Verstehen Sie Emoticon?

Die Liebe in digitalen Zeiten hat ihre eigene Schriftsprache. Und unser Gehirn versteht sie intuitiv

Punkt, Punkt, Komma, Strich… Was schon seit Jahrzehnten eine akkurate Anleitung für ein künstlerisch korrektes Mondgesicht ist, hat im 21. Jahrhundert wieder eine ganz neue Bedeutung bekommen. Stichwort: Emoticon.

Kaum eine Kurznachricht oder Facebook-Kommentierung kommen mehr ohne das Sonderzeichen-Gewusel aus, das dem Leser zweifelsfrei die Gemütslage des Verfassers vor Augen führt. Ob und wie viele lachende, weinende, die Zunge herausstreckende oder zwinkernde Zeichengesichter man selbst in seine Kommunikation einbauen mag, hängt sicherlich vom persönlichen Geschmack ab.

Fakt ist aber: Emoticons kommen an im Hirn des Lesenden. Wie eine australische Studie zeigt, verarbeitet unser Gehirn das : – ) nicht einzeln (erst den Doppelpunkt, dann den Spiegelstrich) sondern auf einen Schlag als lachendes Gesicht. Und das auch in dem für Gesichtserkennung vorgesehenen Areal. Der endgültige Beweis dafür, dass das Internet unser Gehirn (auf jeden Fall das der jüngeren Generation) verändert hat.

Der Klassiker Smiley kommt also auf jeden Fall an – und wenn wir alle ab sofort nur oft genug unseren Liebsten ein <3 schicken, gehört vielleicht auch dieses Emoticon bald zum Standardrepertoire unseres Gehirns.

Was schnell beginnt, kann genauso schnell auch enden

Nicht nur Emoticons beschleunigen, auch Schluss machen geht jetzt noch schneller: denn es gibt eine App für trennungswillige Smartphone-Besitzer.
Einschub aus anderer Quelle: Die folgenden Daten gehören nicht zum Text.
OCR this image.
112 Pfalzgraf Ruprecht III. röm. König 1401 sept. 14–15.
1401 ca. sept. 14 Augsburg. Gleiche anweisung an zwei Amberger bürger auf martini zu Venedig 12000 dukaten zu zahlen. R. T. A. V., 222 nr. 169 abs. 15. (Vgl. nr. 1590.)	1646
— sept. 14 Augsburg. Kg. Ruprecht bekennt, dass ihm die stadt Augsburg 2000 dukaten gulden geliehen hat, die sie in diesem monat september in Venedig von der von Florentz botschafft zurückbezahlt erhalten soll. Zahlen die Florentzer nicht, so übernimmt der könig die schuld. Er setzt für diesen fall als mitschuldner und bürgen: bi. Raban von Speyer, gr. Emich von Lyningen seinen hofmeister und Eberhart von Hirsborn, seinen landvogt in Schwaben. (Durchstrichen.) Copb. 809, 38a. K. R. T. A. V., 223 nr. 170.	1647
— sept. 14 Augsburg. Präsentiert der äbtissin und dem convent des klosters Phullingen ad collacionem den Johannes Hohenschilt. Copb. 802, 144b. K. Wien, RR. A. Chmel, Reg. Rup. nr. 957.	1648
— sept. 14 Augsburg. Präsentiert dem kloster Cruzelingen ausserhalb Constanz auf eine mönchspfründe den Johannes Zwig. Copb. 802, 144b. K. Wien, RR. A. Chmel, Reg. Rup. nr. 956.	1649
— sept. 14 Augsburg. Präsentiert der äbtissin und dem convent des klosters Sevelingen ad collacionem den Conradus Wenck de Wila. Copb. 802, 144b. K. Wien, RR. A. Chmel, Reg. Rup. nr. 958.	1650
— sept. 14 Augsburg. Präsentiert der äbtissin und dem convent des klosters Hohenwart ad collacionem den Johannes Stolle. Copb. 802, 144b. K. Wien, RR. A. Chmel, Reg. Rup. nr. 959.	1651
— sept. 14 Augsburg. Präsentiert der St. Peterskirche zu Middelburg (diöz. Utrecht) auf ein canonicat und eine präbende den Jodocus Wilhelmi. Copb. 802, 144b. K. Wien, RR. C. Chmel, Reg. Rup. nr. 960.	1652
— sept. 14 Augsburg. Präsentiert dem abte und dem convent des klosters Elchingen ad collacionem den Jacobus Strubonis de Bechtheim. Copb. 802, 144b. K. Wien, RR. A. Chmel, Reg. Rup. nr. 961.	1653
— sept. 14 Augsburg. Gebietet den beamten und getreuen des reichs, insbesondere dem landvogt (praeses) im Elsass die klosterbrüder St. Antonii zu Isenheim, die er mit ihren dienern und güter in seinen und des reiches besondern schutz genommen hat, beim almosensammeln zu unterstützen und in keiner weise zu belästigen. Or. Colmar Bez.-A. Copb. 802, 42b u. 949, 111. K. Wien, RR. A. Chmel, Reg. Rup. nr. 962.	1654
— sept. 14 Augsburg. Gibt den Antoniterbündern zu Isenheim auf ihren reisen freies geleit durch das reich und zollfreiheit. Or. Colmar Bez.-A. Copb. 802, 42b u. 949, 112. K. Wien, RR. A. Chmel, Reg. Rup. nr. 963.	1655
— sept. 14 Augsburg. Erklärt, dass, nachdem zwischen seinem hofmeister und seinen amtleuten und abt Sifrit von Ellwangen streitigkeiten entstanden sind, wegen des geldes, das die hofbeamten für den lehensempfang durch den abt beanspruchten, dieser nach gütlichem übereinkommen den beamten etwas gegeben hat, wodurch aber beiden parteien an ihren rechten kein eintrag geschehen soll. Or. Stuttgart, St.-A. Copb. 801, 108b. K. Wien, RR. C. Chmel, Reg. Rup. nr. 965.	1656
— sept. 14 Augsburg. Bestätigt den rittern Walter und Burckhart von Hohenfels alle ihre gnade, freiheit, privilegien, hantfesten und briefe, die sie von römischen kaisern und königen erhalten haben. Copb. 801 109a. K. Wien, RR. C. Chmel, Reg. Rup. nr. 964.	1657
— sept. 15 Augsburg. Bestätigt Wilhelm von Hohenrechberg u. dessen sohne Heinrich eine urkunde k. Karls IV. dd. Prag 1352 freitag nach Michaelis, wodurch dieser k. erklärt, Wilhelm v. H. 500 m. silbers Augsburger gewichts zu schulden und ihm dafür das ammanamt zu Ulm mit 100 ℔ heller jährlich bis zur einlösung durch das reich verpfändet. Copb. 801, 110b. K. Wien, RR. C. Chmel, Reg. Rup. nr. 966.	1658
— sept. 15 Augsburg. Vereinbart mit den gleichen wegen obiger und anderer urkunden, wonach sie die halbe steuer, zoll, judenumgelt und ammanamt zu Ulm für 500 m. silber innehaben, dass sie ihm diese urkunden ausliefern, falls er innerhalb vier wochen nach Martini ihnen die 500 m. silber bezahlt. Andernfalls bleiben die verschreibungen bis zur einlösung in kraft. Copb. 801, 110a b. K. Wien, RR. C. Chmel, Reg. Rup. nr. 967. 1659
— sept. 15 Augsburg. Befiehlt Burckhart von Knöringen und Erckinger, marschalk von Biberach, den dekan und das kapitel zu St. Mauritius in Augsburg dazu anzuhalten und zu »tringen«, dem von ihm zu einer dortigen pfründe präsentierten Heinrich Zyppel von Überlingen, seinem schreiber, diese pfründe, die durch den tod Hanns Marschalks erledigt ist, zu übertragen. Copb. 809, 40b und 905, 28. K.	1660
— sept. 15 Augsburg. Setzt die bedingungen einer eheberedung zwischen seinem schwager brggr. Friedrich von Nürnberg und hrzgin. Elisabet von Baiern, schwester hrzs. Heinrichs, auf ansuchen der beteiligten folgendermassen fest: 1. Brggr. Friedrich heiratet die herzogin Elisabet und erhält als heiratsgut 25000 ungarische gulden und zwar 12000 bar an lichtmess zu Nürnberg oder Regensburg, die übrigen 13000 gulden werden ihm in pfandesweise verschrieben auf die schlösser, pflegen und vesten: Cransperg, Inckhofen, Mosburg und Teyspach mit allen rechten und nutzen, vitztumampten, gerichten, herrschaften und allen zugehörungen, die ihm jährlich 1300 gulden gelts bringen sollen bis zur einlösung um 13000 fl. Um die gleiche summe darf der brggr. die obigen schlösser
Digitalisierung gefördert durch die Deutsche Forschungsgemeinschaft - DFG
Mit BreakupText ist in wenigen Klicks die Trennung vollzogen.

Mit der App Breakuptext ist Schlussmachen so einfach wie das Kennenlernen via Tinder
Mit der App Breakuptext ist Schlussmachen digital kinderleicht

Die Anwendung beschränkt sich auf das Wesentliche: Wer soll abserviert werden? Männlein oder Weiblein? War’s ein unverbindliches Techtelmechtel oder die große Liebe? Schnell noch einen Trennungsgrund auswählen und los geht’s. Zur Wahl stehen die Klassiker „Interesse verloren“ und „Jemand anders getroffen“, aber auch eine Variante für Kreative, Biologiestudenten im Feldversuch und Entschlossene, die definitiv kein Zurück wünschen:

„Ich wurde von einem Bären gefressen“.

Da steht es dann. Schwarz auf weiß. Oder vielmehr blau auf weiß. Die Weiterentwicklung der ultimativen Schulausrede „Der Hund hat meine Hausaufgaben gefressen“. Und eins ist klar – jede Beziehung, die so beendet wird, ist definitiv aus und vorbei. Für immer.

Den Untergang des Abendlandes und der Menschlichkeit muss man auf Grund dieser neuen, recht geschmacklosen App aber nicht befürchten. Tatsächlich enden die meisten Beziehungen doch noch mehr oder weniger human in einem persönlichen Gespräch (52%). Und trotzdem hat der ein oder andere doch schon den digitalen Laufpass per SMS (8%) über ein soziales Netzwerk (1%) oder via Instant Message / Chat (1%) bekommen (Umfrage unter 700 PARSHIP-Mitgliedern im Januar 2013).